Une soixantaine de réponses auraient été reçues1, dont celle de l'ANSES.

Mars-Avril 2011 : une seconde consultation en toute discrétion

Une deuxième version du projet de décret (V2) relatif à la déclaration des substances à l'état nanoparticulaire mises sur le marché, datée du 28 mars 2010, a été envoyée aux organismes ayant répondu à la première consultation. Selon nos informations, cette V2 a été soumise à une consultation restreinte entre le 29 mars et le 11 avril.
Selon une source ministérielle, "une quinzaine de commentaires écrits" auraient été envoyés à ce jour sur la V2.
Par rapport à la V1, les éléments les plus notables sont :
  • la simplification de la définition de "substance à l'état nanoparticulaire" qui gagne en lisibilité mais abandonne la référence au projet de recommandation de la Commission européenne. En cause, le retard pris par la Commission dans l'adoption de cette définition du fait de blocages au niveau européen en raison des désaccords entre parties prenantes, que l'on retrouve également à l'échelle française.
  • le durcissement de la sanction en cas de non respect de l'obligation légale : l'article art. R. 523-20 ajoute en effet une sanction administrative (une amende de 1500 euros avec astreinte journalière de 150 euros) à la sanction pénale déjà prévue dans la V1 (une "contravention de la 5ème classe" d'un montant de 1500 €), qualifiée par certains de "nano-amende".

Quelle transparence ?

Sur la soixantaine d'institutions ayant répondu à la première consultation, rares sont celles qui ont jugé opportun de publier en ligne l'avis qu'elles ont communiqué au ministère. Nous avons identifié ceux de l'ANSES, de NanoNorma, de VivAgora, d'Ingénieurs et Scientifiques de France ou du MEDEF. A notre connaissance, l'Institut National de Recherche et de Sécurité a également répondu mais n'a pas publié sa réponse à la première consultation ni ses commentaires à la deuxième.
Selon nos informations, le ministère n'a pas prévu de rendre publiques les contributions reçues - comme avait pu le faire, lors du débat de 2009-2010, la Commission nationale du débat public2, ou comme il est souvent d'usage dans le cadre des consultations européennes, pour lesquelles les réponses sont généralement publiées (au moins sous la forme d'extraits et au moment de la parution du texte définitif).
Une telle transparence a pourtant été encouragée par l'OCDE de 2010 : « La France pourrait établir un registre unique sur Internet de tous les projets de dispositions en consultation. Pour assurer une plus grande efficacité et responsabilisation publique le registre devrait aussi incorporer les commentaires des parties avec l'argumentation et la réponse des autorités réglementaires »3.
En matière de transparence, il est à noter que c'est... la Société Française de Métallurgie et de Matériaux (SF2M) et le Groupe Français de la Céramique (GFC) qui ont publié la deuxième version du projet de décret ! Le texte, contrairement à la première version du projet, ne figure pas sur le site du ministère de l'Ecologie et du Développement durable, qui ne l'a communiqué qu'aux seuls acteurs ayant répondu à la première consultation.

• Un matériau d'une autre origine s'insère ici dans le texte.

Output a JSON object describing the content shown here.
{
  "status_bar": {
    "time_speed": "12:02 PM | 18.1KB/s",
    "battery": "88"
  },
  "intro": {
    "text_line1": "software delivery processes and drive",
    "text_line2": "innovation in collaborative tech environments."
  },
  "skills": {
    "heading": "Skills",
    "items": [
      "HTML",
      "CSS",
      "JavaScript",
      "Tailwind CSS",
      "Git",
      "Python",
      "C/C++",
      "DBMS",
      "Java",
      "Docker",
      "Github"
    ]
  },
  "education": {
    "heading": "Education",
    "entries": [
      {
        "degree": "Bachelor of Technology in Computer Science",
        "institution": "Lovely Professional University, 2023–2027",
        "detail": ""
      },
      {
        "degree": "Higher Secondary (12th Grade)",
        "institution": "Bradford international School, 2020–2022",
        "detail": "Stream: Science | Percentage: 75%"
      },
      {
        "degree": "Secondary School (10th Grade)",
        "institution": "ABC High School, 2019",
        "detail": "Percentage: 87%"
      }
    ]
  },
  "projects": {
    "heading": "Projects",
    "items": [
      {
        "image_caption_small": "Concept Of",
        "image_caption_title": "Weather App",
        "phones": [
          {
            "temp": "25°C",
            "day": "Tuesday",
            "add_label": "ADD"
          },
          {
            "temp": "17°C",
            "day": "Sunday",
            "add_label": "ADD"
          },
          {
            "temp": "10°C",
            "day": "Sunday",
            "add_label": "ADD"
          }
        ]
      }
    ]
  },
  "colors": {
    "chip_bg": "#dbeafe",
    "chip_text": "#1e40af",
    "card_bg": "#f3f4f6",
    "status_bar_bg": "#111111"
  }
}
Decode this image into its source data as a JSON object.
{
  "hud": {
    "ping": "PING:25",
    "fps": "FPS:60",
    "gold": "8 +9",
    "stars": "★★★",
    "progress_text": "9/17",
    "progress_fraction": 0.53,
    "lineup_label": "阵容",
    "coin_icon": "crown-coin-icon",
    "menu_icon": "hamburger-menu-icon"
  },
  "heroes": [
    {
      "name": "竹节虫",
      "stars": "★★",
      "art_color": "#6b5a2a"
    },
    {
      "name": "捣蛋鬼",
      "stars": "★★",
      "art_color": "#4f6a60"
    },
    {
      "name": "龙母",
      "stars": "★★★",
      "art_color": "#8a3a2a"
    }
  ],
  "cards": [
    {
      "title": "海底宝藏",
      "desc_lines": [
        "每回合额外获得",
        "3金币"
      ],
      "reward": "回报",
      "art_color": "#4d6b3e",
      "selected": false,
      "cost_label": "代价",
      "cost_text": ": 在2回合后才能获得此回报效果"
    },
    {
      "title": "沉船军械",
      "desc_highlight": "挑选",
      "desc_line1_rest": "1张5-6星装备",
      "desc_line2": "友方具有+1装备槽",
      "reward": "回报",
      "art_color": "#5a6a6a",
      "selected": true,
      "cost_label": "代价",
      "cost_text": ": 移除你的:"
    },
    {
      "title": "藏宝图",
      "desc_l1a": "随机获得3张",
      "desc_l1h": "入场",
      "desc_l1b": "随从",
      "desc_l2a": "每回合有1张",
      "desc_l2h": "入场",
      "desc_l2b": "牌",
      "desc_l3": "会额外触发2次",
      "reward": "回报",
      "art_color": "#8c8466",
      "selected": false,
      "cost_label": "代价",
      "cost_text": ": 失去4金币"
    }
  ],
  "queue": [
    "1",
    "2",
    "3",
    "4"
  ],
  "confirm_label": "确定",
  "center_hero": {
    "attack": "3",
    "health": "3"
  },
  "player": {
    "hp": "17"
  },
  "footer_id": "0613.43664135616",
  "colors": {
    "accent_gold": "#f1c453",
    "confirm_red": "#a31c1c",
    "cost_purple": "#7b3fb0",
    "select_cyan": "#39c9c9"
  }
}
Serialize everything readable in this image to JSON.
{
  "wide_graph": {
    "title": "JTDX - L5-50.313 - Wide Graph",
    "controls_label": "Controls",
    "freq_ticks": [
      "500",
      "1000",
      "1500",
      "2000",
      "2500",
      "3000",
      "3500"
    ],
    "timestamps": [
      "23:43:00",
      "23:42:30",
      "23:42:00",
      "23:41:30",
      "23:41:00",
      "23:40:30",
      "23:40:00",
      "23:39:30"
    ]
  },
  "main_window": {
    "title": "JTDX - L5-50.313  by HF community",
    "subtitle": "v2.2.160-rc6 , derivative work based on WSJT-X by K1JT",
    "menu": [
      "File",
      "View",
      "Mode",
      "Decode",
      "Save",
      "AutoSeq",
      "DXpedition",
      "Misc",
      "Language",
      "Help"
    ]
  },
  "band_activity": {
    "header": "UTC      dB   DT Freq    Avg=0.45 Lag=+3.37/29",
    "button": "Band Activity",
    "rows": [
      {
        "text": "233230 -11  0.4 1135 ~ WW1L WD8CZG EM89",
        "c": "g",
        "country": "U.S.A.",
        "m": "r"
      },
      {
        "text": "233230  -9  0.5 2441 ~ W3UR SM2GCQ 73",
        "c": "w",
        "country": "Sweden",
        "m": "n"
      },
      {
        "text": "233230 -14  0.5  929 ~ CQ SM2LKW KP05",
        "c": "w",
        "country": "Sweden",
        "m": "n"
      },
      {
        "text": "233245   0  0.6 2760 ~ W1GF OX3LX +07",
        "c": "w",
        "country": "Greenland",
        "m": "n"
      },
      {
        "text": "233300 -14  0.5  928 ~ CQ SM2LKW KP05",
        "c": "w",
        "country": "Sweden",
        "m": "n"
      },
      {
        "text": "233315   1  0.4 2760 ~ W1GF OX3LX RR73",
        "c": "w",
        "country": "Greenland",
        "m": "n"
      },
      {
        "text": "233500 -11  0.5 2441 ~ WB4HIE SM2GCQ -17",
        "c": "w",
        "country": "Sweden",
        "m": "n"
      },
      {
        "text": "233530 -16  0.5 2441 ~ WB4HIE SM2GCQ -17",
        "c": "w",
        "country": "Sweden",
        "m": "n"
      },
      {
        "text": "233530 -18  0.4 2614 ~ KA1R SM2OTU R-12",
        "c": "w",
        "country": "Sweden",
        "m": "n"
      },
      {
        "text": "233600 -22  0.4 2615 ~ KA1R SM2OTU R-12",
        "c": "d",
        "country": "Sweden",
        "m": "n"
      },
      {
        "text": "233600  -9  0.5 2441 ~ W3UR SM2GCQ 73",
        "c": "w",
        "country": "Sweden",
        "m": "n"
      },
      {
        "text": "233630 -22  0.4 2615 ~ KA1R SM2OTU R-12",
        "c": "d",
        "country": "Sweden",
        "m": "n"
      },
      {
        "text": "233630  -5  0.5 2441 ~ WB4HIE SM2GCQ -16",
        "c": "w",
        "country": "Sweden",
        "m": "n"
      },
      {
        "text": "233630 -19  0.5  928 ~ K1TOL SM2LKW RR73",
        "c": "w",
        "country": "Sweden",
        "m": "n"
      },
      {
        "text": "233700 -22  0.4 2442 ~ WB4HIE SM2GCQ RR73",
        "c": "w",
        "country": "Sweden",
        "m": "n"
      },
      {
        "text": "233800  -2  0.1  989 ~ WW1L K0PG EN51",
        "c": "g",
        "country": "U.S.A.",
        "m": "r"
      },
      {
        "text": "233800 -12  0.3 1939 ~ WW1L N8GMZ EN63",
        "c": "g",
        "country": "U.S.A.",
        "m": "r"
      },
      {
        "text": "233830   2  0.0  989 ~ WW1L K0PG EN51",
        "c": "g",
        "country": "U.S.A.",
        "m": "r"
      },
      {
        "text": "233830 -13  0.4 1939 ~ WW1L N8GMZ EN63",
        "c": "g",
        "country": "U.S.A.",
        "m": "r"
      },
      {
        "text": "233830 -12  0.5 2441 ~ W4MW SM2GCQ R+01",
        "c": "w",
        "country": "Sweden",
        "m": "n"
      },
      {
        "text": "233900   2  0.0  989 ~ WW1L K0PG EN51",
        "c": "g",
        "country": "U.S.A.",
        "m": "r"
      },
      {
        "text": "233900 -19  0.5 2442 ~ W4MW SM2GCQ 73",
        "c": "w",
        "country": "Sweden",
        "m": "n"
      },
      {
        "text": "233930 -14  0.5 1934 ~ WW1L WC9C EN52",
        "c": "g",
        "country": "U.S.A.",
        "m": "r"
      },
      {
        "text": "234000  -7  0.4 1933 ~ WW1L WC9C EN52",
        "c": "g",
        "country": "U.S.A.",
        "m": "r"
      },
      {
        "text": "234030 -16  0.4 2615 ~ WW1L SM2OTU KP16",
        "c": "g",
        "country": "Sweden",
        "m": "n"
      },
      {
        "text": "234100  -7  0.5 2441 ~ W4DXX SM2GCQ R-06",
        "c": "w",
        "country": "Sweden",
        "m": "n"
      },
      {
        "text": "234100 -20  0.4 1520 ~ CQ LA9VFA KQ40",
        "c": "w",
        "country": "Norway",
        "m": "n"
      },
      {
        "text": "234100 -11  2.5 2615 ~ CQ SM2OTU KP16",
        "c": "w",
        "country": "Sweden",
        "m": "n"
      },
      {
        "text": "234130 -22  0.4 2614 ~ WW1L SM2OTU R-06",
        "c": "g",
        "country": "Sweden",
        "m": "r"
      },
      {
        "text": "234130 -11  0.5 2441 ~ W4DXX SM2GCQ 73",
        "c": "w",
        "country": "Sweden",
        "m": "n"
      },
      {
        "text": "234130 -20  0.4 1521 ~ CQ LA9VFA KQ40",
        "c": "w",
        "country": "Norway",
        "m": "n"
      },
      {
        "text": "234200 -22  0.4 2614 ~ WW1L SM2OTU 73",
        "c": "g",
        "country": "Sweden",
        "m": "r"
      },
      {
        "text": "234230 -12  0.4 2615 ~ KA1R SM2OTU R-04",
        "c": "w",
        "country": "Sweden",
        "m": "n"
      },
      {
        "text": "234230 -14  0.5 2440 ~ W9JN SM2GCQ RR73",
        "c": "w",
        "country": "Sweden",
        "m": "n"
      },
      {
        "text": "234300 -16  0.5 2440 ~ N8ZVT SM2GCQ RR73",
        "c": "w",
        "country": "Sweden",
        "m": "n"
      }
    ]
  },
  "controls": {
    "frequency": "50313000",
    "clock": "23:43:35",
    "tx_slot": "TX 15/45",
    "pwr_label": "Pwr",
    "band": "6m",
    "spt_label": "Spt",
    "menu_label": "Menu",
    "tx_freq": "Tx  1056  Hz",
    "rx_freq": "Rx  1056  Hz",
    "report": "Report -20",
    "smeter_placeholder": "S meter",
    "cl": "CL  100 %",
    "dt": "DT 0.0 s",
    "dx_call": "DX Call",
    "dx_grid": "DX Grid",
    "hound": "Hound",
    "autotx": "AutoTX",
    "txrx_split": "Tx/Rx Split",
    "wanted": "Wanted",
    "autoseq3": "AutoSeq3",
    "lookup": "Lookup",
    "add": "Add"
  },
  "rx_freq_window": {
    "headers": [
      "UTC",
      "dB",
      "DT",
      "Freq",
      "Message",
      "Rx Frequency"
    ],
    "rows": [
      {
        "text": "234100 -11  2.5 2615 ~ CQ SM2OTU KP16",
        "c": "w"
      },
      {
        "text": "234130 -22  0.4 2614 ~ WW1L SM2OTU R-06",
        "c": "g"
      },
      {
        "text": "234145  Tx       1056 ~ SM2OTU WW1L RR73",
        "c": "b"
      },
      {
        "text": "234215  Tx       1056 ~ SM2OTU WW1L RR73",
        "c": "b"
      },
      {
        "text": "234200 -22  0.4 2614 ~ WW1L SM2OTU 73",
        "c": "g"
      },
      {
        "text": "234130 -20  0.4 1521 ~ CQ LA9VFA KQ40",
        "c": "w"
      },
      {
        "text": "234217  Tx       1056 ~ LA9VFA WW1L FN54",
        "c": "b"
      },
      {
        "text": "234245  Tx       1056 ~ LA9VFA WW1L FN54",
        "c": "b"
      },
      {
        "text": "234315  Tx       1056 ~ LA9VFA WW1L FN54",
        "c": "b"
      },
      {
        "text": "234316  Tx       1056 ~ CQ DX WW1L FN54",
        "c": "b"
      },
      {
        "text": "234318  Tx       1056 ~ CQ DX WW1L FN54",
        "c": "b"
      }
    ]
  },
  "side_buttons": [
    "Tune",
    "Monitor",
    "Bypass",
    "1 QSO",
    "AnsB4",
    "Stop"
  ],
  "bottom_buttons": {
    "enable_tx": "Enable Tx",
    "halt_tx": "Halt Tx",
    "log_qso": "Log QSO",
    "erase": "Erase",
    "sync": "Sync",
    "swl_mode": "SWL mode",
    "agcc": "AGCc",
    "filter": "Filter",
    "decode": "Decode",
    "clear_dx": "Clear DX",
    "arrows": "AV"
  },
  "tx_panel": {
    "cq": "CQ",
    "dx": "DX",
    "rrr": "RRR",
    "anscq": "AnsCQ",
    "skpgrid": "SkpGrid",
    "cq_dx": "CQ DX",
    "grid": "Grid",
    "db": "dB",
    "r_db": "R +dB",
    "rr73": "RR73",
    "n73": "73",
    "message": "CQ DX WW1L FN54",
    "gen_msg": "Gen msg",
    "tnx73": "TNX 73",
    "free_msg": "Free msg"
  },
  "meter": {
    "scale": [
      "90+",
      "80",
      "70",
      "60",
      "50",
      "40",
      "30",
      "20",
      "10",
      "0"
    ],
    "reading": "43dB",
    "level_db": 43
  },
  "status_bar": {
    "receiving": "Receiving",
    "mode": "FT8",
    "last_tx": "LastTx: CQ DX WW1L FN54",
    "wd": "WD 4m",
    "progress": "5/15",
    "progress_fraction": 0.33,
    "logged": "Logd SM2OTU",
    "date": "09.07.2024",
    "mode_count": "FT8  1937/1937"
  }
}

Quelle place pour la société civile ?

La V2 a fait hier l'objet d'une réunion avec les acteurs de la recherche publique, suivie aujourd'hui par une autre réunion avec les acteurs de l'industrie. Pas de réunion prévue, à notre connaissance, avec la société civile. Pourquoi la dynamique collégiale du Grenelle de l'Environnement, qui a accordé aux ONG une place au même titre qu'aux industriels, n'a-t-elle pas été poursuivie - surtout pour un décret d'application des lois Grenelle ?

Les délais seront-ils tenus ?

Selon les lois de Grenelle, la déclaration dev(r)ait entrer en vigueur en août 2011,
Ce projet de V2 nécessite une notification auprès de la Commission européenne4, ce qui entraînerait un délai supplémentaire avant la publication du décret final.
Les discussions en cours et à venir, selon qu'elles seront plus ou moins consensuelles, pourraient également avoir des répercussions sur le calendrier. Selon nos dernières informations, la V2 aurait fait l'objet d'"un meilleur accueil que la première version".
Le décret sera-t-il publié - et en quels termes - avant août 2011 ? Suspense... L'Avicenn continue sa veille sur le sujet.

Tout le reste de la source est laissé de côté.